Labelle first came to international prominence as Donna Anna in Peter Sellars’ daring production of Mozart’s Don Giovanni, set in Spanish Harlem, which she performed in New York, Paris, and Vienna.

She could easily lay claim to the title “diva.” Instead, Ms. Labelle simply calls herself a musician, and takes greatest pride not in her rave reviews, but in her work with colleagues and in her probing explorations of the repertoire from the Baroque to new music.

Labelle’s collaborations with Nicholas McGegan at Göttingen and with his Philharmonia Baroque Orchestra have included Mendelssohn’s Symphony No. 2 “Lobgesang” and Handel’s Atalanta, Orlando, Alexander’s Feast, and Teseo. Her appearances with Iván Fischer include the Countess Almaviva in Mozart’s Nozze di Figaro in Las Palmas and Budapest; a Bach B Minor Mass in Washington, D.C.; a Bach St. Matthew Passion with the Royal Concertgebouw Orchestra; as well as Mozart’s Requiem and a Bach St. Matthew Passion with the Orchestra of St. Luke’s. She has also sung Britten’s Les Illuminations with Jean-Marie Zeitouni and I Musici de Montréal; and Beethoven’s Symphony No. 9, Brahms Requiem, and Mahler’s Symphony No. 2 with Zeitouni and the Columbus Symphony Orchestra.

In addition to her renowned Handel, Mozart, and Bach interpretations, Labelle is drawn to contemporary music. Her longtime collaborator, Pulitzer Prize winning composer Yehudi Wyner, accompanied her in a March 2015 recital at Dumbarton Oaks which included Wyner’s own works, some composed expressly for Ms. Labelle. Her performances of Seven Romances on Poetry of Alexander Blok by Shostakovich were “in perfect sync,” creating “an uncanny blanket of sound that resonated everywhere at once.” The Boston Globe called her interpretation of Britten’s Les Illuminations  “heated” and “voluptuous”. She has also performed and recorded John Harbison’s The Rewaking with the Lydian String Quartet.

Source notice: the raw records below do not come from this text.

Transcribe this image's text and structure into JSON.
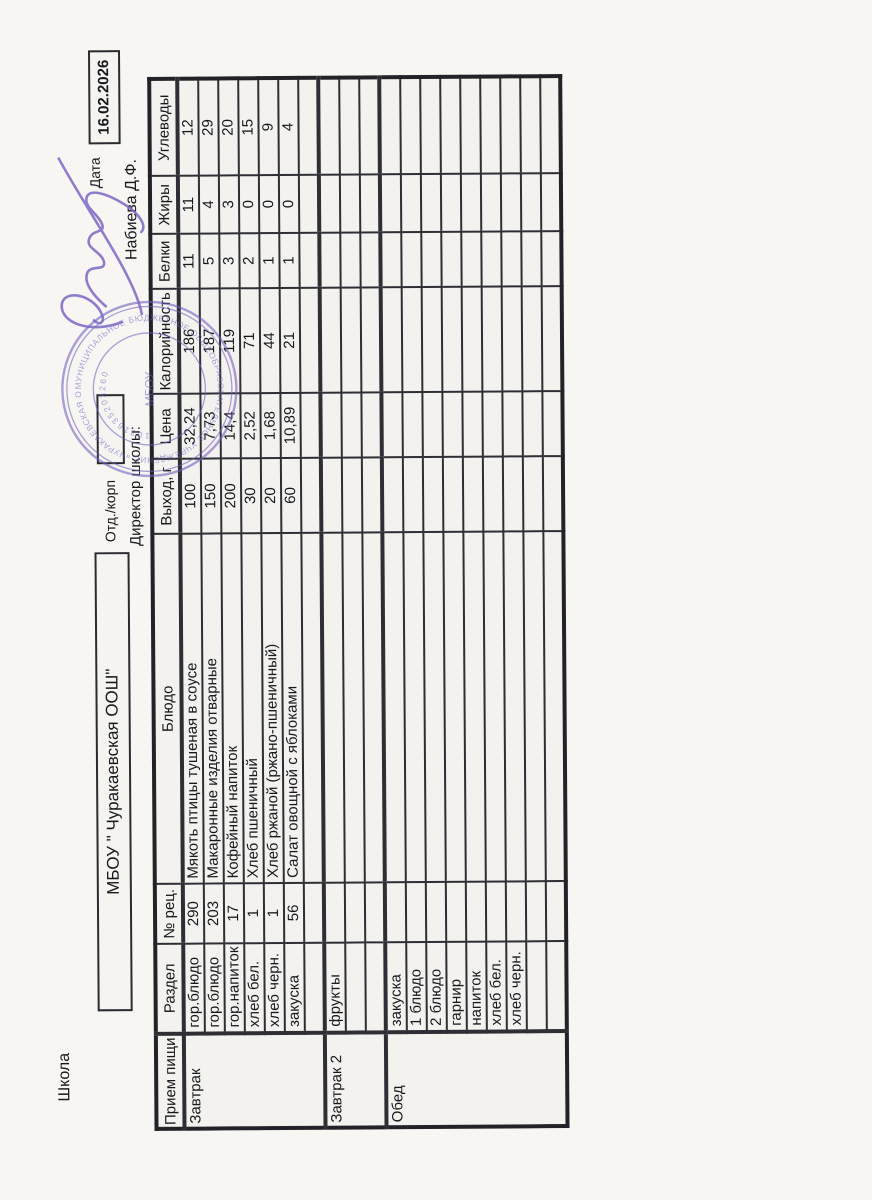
{
  "page": {
    "school_label": "Школа",
    "school_name": "МБОУ \" Чуракаевская ООШ\"",
    "dept_label": "Отд./корп",
    "date_label": "Дата",
    "date_value": "16.02.2026",
    "director_label": "Директор школы:",
    "director_name": "Набиева Д.Ф."
  },
  "stamp": {
    "ring_text": "МУНИЦИПАЛЬНОЕ БЮДЖЕТНОЕ ОБЩЕОБРАЗОВАТЕЛЬНОЕ УЧРЕЖДЕНИЕ «ЧУРАКАЕВСКАЯ ООШ» МУНИЦИПАЛЬНОГО РАЙОНА",
    "number": "1031635203260",
    "center_text": "МБОУ"
  },
  "table": {
    "headers": [
      "Прием пищи",
      "Раздел",
      "№ рец.",
      "Блюдо",
      "Выход, г",
      "Цена",
      "Калорийность",
      "Белки",
      "Жиры",
      "Углеводы"
    ],
    "sections": [
      {
        "meal": "Завтрак",
        "rows": [
          [
            "гор.блюдо",
            "290",
            "Мякоть птицы тушеная в соусе",
            "100",
            "32,24",
            "186",
            "11",
            "11",
            "12"
          ],
          [
            "гор.блюдо",
            "203",
            "Макаронные изделия отварные",
            "150",
            "7,73",
            "187",
            "5",
            "4",
            "29"
          ],
          [
            "гор.напиток",
            "17",
            "Кофейный напиток",
            "200",
            "14,4",
            "119",
            "3",
            "3",
            "20"
          ],
          [
            "хлеб бел.",
            "1",
            "Хлеб пшеничный",
            "30",
            "2,52",
            "71",
            "2",
            "0",
            "15"
          ],
          [
            "хлеб черн.",
            "1",
            "Хлеб ржаной (ржано-пшеничный)",
            "20",
            "1,68",
            "44",
            "1",
            "0",
            "9"
          ],
          [
            "закуска",
            "56",
            "Салат овощной с яблоками",
            "60",
            "10,89",
            "21",
            "1",
            "0",
            "4"
          ],
          [
            "",
            "",
            "",
            "",
            "",
            "",
            "",
            "",
            ""
          ]
        ]
      },
      {
        "meal": "Завтрак 2",
        "rows": [
          [
            "фрукты",
            "",
            "",
            "",
            "",
            "",
            "",
            "",
            ""
          ],
          [
            "",
            "",
            "",
            "",
            "",
            "",
            "",
            "",
            ""
          ],
          [
            "",
            "",
            "",
            "",
            "",
            "",
            "",
            "",
            ""
          ]
        ]
      },
      {
        "meal": "Обед",
        "rows": [
          [
            "закуска",
            "",
            "",
            "",
            "",
            "",
            "",
            "",
            ""
          ],
          [
            "1 блюдо",
            "",
            "",
            "",
            "",
            "",
            "",
            "",
            ""
          ],
          [
            "2 блюдо",
            "",
            "",
            "",
            "",
            "",
            "",
            "",
            ""
          ],
          [
            "гарнир",
            "",
            "",
            "",
            "",
            "",
            "",
            "",
            ""
          ],
          [
            "напиток",
            "",
            "",
            "",
            "",
            "",
            "",
            "",
            ""
          ],
          [
            "хлеб бел.",
            "",
            "",
            "",
            "",
            "",
            "",
            "",
            ""
          ],
          [
            "хлеб черн.",
            "",
            "",
            "",
            "",
            "",
            "",
            "",
            ""
          ],
          [
            "",
            "",
            "",
            "",
            "",
            "",
            "",
            "",
            ""
          ],
          [
            "",
            "",
            "",
            "",
            "",
            "",
            "",
            "",
            ""
          ]
        ]
      }
    ]
  }
}
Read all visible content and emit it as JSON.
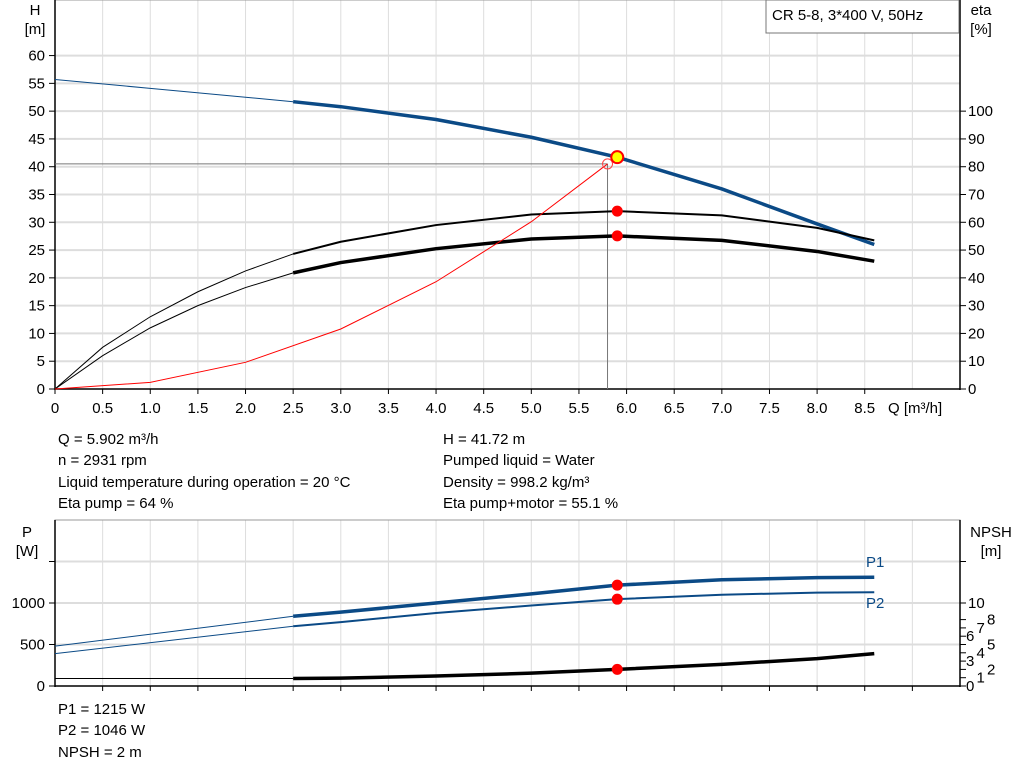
{
  "chart_data": [
    {
      "type": "line",
      "legend": "CR 5-8, 3*400 V, 50Hz",
      "x_axis": {
        "label": "Q [m³/h]",
        "range": [
          0,
          9.5
        ],
        "ticks": [
          0,
          0.5,
          1.0,
          1.5,
          2.0,
          2.5,
          3.0,
          3.5,
          4.0,
          4.5,
          5.0,
          5.5,
          6.0,
          6.5,
          7.0,
          7.5,
          8.0,
          8.5
        ],
        "tick_labels": [
          "0",
          "0.5",
          "1.0",
          "1.5",
          "2.0",
          "2.5",
          "3.0",
          "3.5",
          "4.0",
          "4.5",
          "5.0",
          "5.5",
          "6.0",
          "6.5",
          "7.0",
          "7.5",
          "8.0",
          "8.5"
        ]
      },
      "y_axis_left": {
        "label": "H",
        "unit": "[m]",
        "range": [
          0,
          70
        ],
        "ticks": [
          0,
          5,
          10,
          15,
          20,
          25,
          30,
          35,
          40,
          45,
          50,
          55,
          60
        ]
      },
      "y_axis_right": {
        "label": "eta",
        "unit": "[%]",
        "range": [
          0,
          140
        ],
        "ticks": [
          0,
          10,
          20,
          30,
          40,
          50,
          60,
          70,
          80,
          90,
          100
        ]
      },
      "grid": true,
      "series": [
        {
          "id": "H",
          "axis": "left",
          "color": "#0b4a86",
          "thin_until": 2.5,
          "x": [
            0,
            1,
            2,
            2.5,
            3,
            4,
            5,
            5.902,
            7,
            8,
            8.6
          ],
          "y": [
            55.7,
            54.1,
            52.5,
            51.7,
            50.8,
            48.5,
            45.3,
            41.72,
            36,
            29.7,
            26
          ]
        },
        {
          "id": "eta_pump",
          "axis": "right",
          "color": "#000000",
          "thin_until": 2.5,
          "x": [
            0,
            0.5,
            1,
            1.5,
            2,
            2.5,
            3,
            4,
            5,
            5.902,
            7,
            8,
            8.6
          ],
          "y": [
            0,
            15,
            26,
            35,
            42.5,
            48.6,
            53,
            59,
            62.8,
            64,
            62.5,
            58,
            53.5
          ]
        },
        {
          "id": "eta_pump_motor",
          "axis": "right",
          "color": "#000000",
          "thin_until": 2.5,
          "x": [
            0,
            0.5,
            1,
            1.5,
            2,
            2.5,
            3,
            4,
            5,
            5.902,
            7,
            8,
            8.6
          ],
          "y": [
            0,
            12,
            22,
            30,
            36.5,
            41.8,
            45.5,
            50.5,
            54,
            55.1,
            53.5,
            49.5,
            46
          ]
        },
        {
          "id": "system",
          "axis": "left",
          "color": "#ff0000",
          "x": [
            0,
            1,
            2,
            3,
            4,
            5,
            5.8
          ],
          "y": [
            0,
            1.2,
            4.8,
            10.8,
            19.3,
            30.1,
            40.5
          ]
        }
      ],
      "operating_point": {
        "Q": 5.902,
        "H": 41.72,
        "eta_pump": 64,
        "eta_pump_motor": 55.1
      },
      "system_point": {
        "Q": 5.8,
        "H": 40.5
      }
    },
    {
      "type": "line",
      "x_axis": {
        "range": [
          0,
          9.5
        ]
      },
      "y_axis_left": {
        "label": "P",
        "unit": "[W]",
        "range": [
          0,
          2000
        ],
        "ticks": [
          0,
          500,
          1000,
          1500
        ],
        "tick_labels": [
          "0",
          "500",
          "1000",
          ""
        ]
      },
      "y_axis_right": {
        "label": "NPSH",
        "unit": "[m]",
        "range": [
          0,
          20
        ],
        "ticks": [
          0,
          1,
          2,
          3,
          4,
          5,
          6,
          7,
          8,
          10,
          15
        ],
        "tick_labels": [
          "0",
          "1",
          "2",
          "3",
          "4",
          "5",
          "6",
          "7",
          "8",
          "10",
          ""
        ]
      },
      "grid": true,
      "series": [
        {
          "name": "P1",
          "axis": "left",
          "color": "#0b4a86",
          "thin_until": 2.5,
          "x": [
            0,
            2.5,
            3,
            4,
            5,
            5.902,
            7,
            8,
            8.6
          ],
          "y": [
            480,
            840,
            890,
            1000,
            1110,
            1215,
            1280,
            1305,
            1310
          ]
        },
        {
          "name": "P2",
          "axis": "left",
          "color": "#0b4a86",
          "thin_until": 2.5,
          "x": [
            0,
            2.5,
            3,
            4,
            5,
            5.902,
            7,
            8,
            8.6
          ],
          "y": [
            390,
            720,
            770,
            880,
            970,
            1046,
            1100,
            1125,
            1130
          ]
        },
        {
          "id": "NPSH",
          "axis": "right",
          "color": "#000000",
          "thin_until": 2.5,
          "x": [
            0,
            2.5,
            3,
            4,
            5,
            5.902,
            7,
            8,
            8.6
          ],
          "y": [
            0.9,
            0.9,
            0.95,
            1.2,
            1.55,
            2,
            2.6,
            3.3,
            3.9
          ]
        }
      ],
      "operating_point": {
        "Q": 5.902,
        "P1": 1215,
        "P2": 1046,
        "NPSH": 2
      }
    }
  ],
  "info_top": {
    "left": [
      "Q = 5.902 m³/h",
      "n = 2931 rpm",
      "Liquid temperature during operation = 20 °C",
      "Eta pump = 64 %"
    ],
    "right": [
      "H = 41.72 m",
      "Pumped liquid = Water",
      "Density = 998.2 kg/m³",
      "Eta pump+motor = 55.1 %"
    ]
  },
  "info_bottom": [
    "P1 = 1215 W",
    "P2 = 1046 W",
    "NPSH = 2 m"
  ],
  "colors": {
    "curve_blue": "#0b4a86",
    "marker": "#ff0000",
    "duty_point": "#ffff00",
    "grid": "#d9d9d9"
  }
}
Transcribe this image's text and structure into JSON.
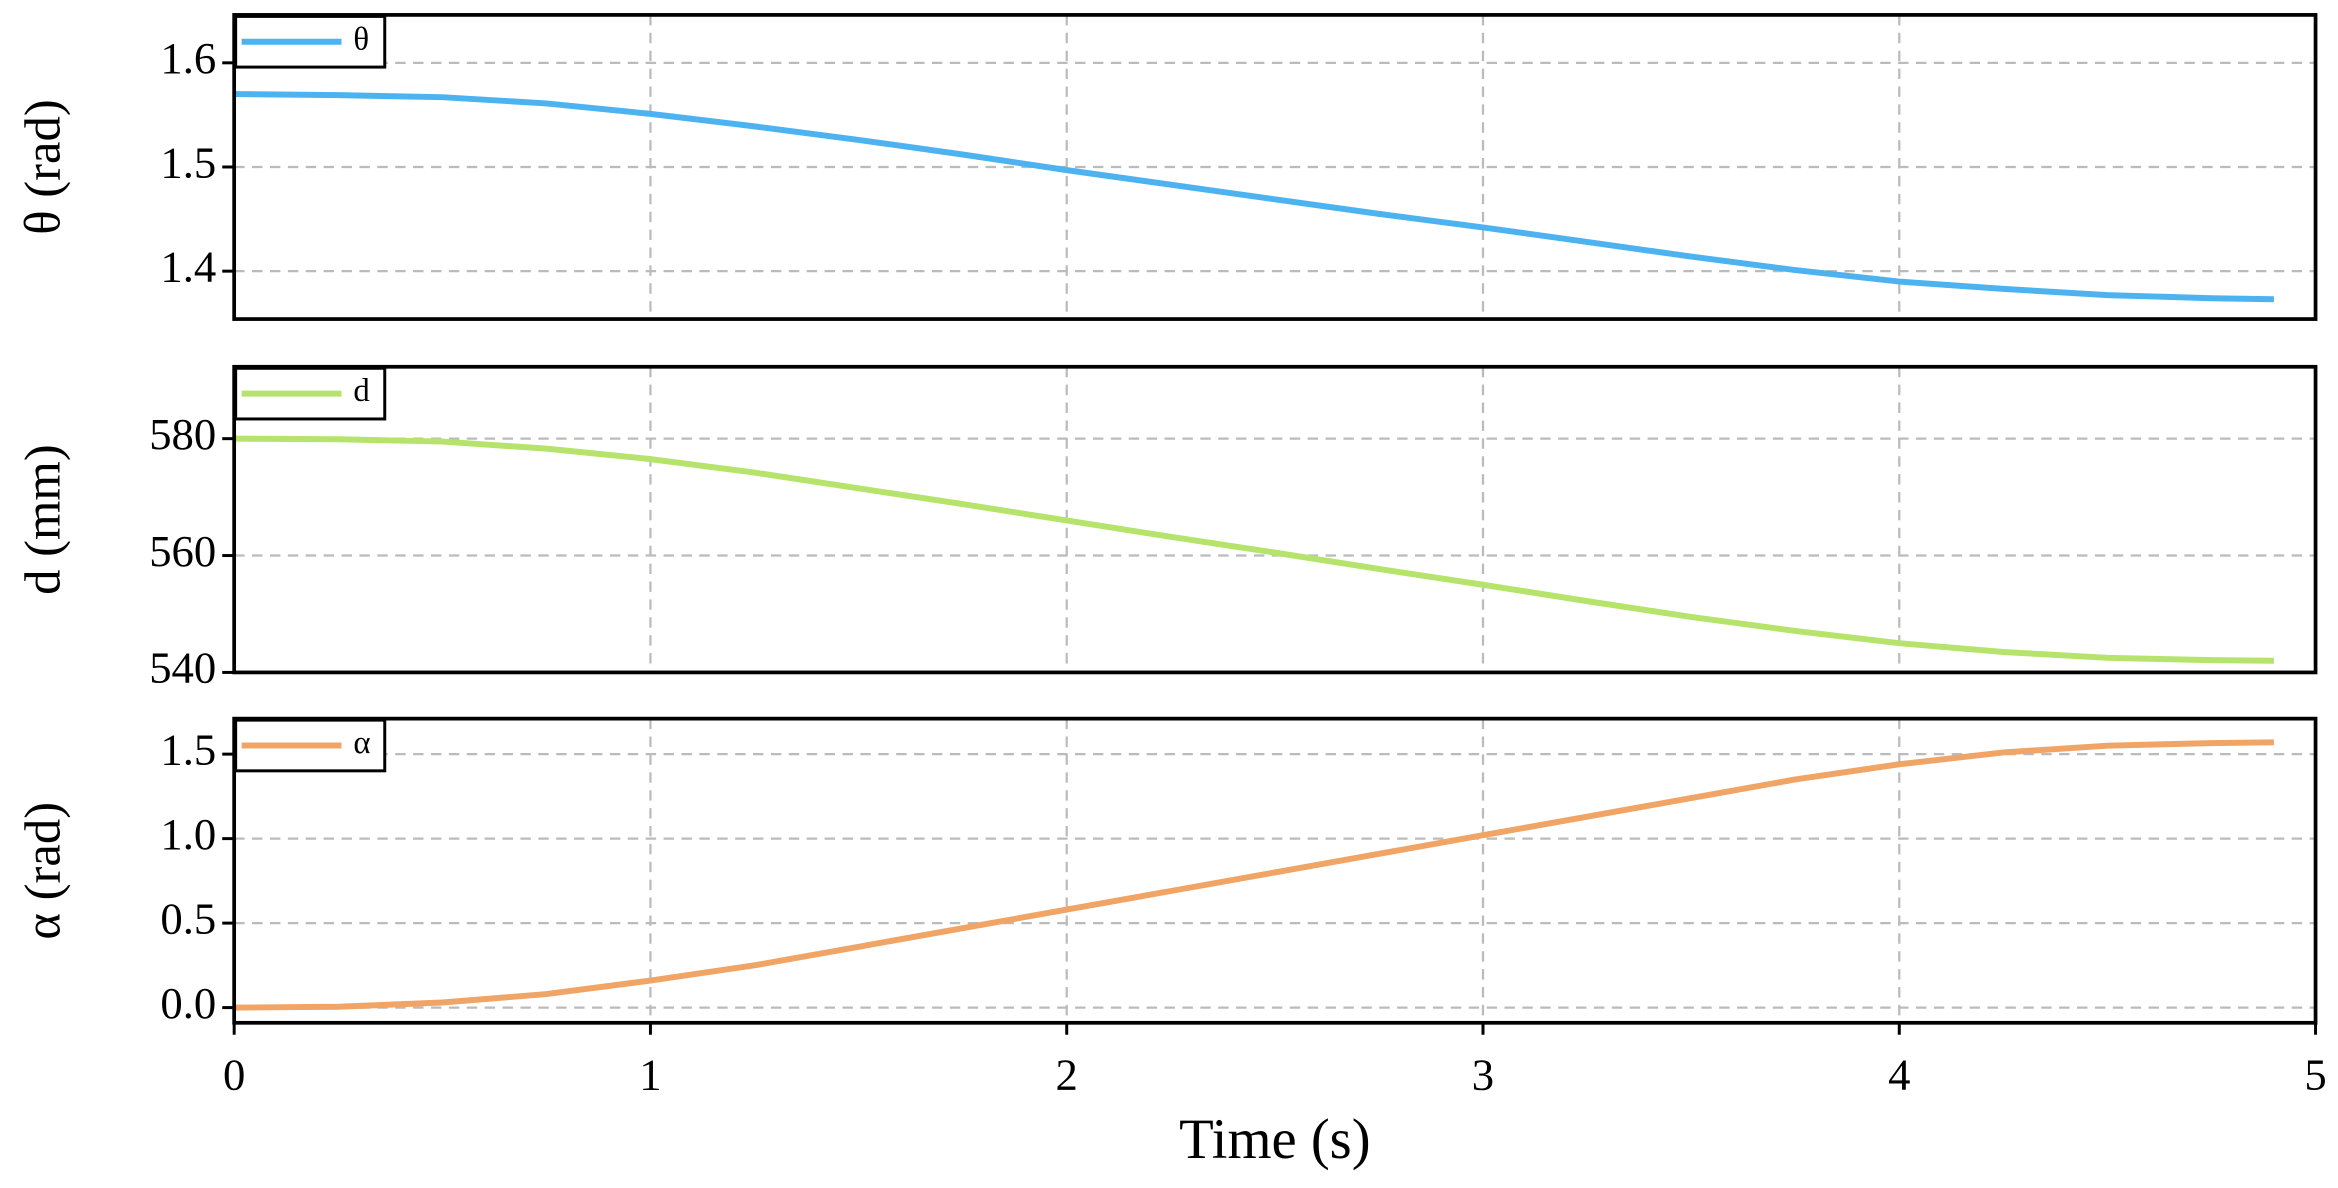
{
  "chart_data": [
    {
      "type": "line",
      "ylabel": "θ (rad)",
      "x": [
        0,
        0.25,
        0.5,
        0.75,
        1,
        1.25,
        1.5,
        1.75,
        2,
        2.25,
        2.5,
        2.75,
        3,
        3.25,
        3.5,
        3.75,
        4,
        4.25,
        4.5,
        4.75,
        4.9
      ],
      "series": [
        {
          "name": "θ",
          "color": "#4db3f0",
          "values": [
            1.57,
            1.569,
            1.567,
            1.561,
            1.551,
            1.539,
            1.526,
            1.512,
            1.497,
            1.483,
            1.469,
            1.455,
            1.442,
            1.428,
            1.414,
            1.401,
            1.39,
            1.383,
            1.377,
            1.374,
            1.373
          ]
        }
      ],
      "xlim": [
        0,
        5
      ],
      "xticks": [
        0,
        1,
        2,
        3,
        4,
        5
      ],
      "ylim": [
        1.354,
        1.646
      ],
      "yticks": [
        1.4,
        1.5,
        1.6
      ],
      "grid": true,
      "legend": "upper left"
    },
    {
      "type": "line",
      "ylabel": "d (mm)",
      "x": [
        0,
        0.25,
        0.5,
        0.75,
        1,
        1.25,
        1.5,
        1.75,
        2,
        2.25,
        2.5,
        2.75,
        3,
        3.25,
        3.5,
        3.75,
        4,
        4.25,
        4.5,
        4.75,
        4.9
      ],
      "series": [
        {
          "name": "d",
          "color": "#b5e36b",
          "values": [
            580,
            579.9,
            579.5,
            578.3,
            576.5,
            574.2,
            571.5,
            568.8,
            566,
            563.2,
            560.5,
            557.7,
            555,
            552.2,
            549.5,
            547.1,
            545,
            543.5,
            542.5,
            542.1,
            542
          ]
        }
      ],
      "xlim": [
        0,
        5
      ],
      "xticks": [
        0,
        1,
        2,
        3,
        4,
        5
      ],
      "ylim": [
        540,
        592.3
      ],
      "yticks": [
        540,
        560,
        580
      ],
      "grid": true,
      "legend": "upper left"
    },
    {
      "type": "line",
      "ylabel": "α (rad)",
      "xlabel": "Time (s)",
      "x": [
        0,
        0.25,
        0.5,
        0.75,
        1,
        1.25,
        1.5,
        1.75,
        2,
        2.25,
        2.5,
        2.75,
        3,
        3.25,
        3.5,
        3.75,
        4,
        4.25,
        4.5,
        4.75,
        4.9
      ],
      "series": [
        {
          "name": "α",
          "color": "#f0a466",
          "values": [
            0,
            0.005,
            0.03,
            0.08,
            0.16,
            0.25,
            0.36,
            0.47,
            0.58,
            0.69,
            0.8,
            0.91,
            1.02,
            1.13,
            1.24,
            1.35,
            1.44,
            1.51,
            1.55,
            1.565,
            1.57
          ]
        }
      ],
      "xlim": [
        0,
        5
      ],
      "xticks": [
        0,
        1,
        2,
        3,
        4,
        5
      ],
      "ylim": [
        -0.09,
        1.71
      ],
      "yticks": [
        {
          "value": 0,
          "label": "0.0"
        },
        0.5,
        {
          "value": 1,
          "label": "1.0"
        },
        1.5
      ],
      "grid": true,
      "legend": "upper left"
    }
  ]
}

Among her numerous recordings of opera and concert repertoire is Monsigny’s Le Déserteur with Opera Lafayette and Ryan Brown (Naxos), and three recordings with Nicholas McGegan and the Philharmonia Baroque Orchestra (Handel’s Teseo and Atalanta and Scarlatti’s Cecilian Vespers).  She can also be heard on recordings on the Virgin Veritas, Deutsche Harmonia Mundi, RCA Victor Red Seal, Koss, Denon, New World, Carus and Muisica Omnia labels. Her recording of Handel’s Arminio (Virgin Classics) won the 2002 Handel Prize. Labelle’s latest recording, Moments of Love, is her recital with pianist and composer Yehudi Wyner on a program of Britten, Hahn, Ravel, Saint-Saëns and Wyner.

Born in Montreal and trained at McGill and Boston Universities, Dominique Labelle enjoys sharing her technical and musical insights with young singers, and is Professor of Voice at the Schulich School of Music at McGill University. She has also taught master classes at Harvard University, Smith College, and the University of Massachusetts.

The Aston Magna Music Festival concerts runs on Fridays at Bard through July 6, and on Saturdays in the Berkshires through July 22.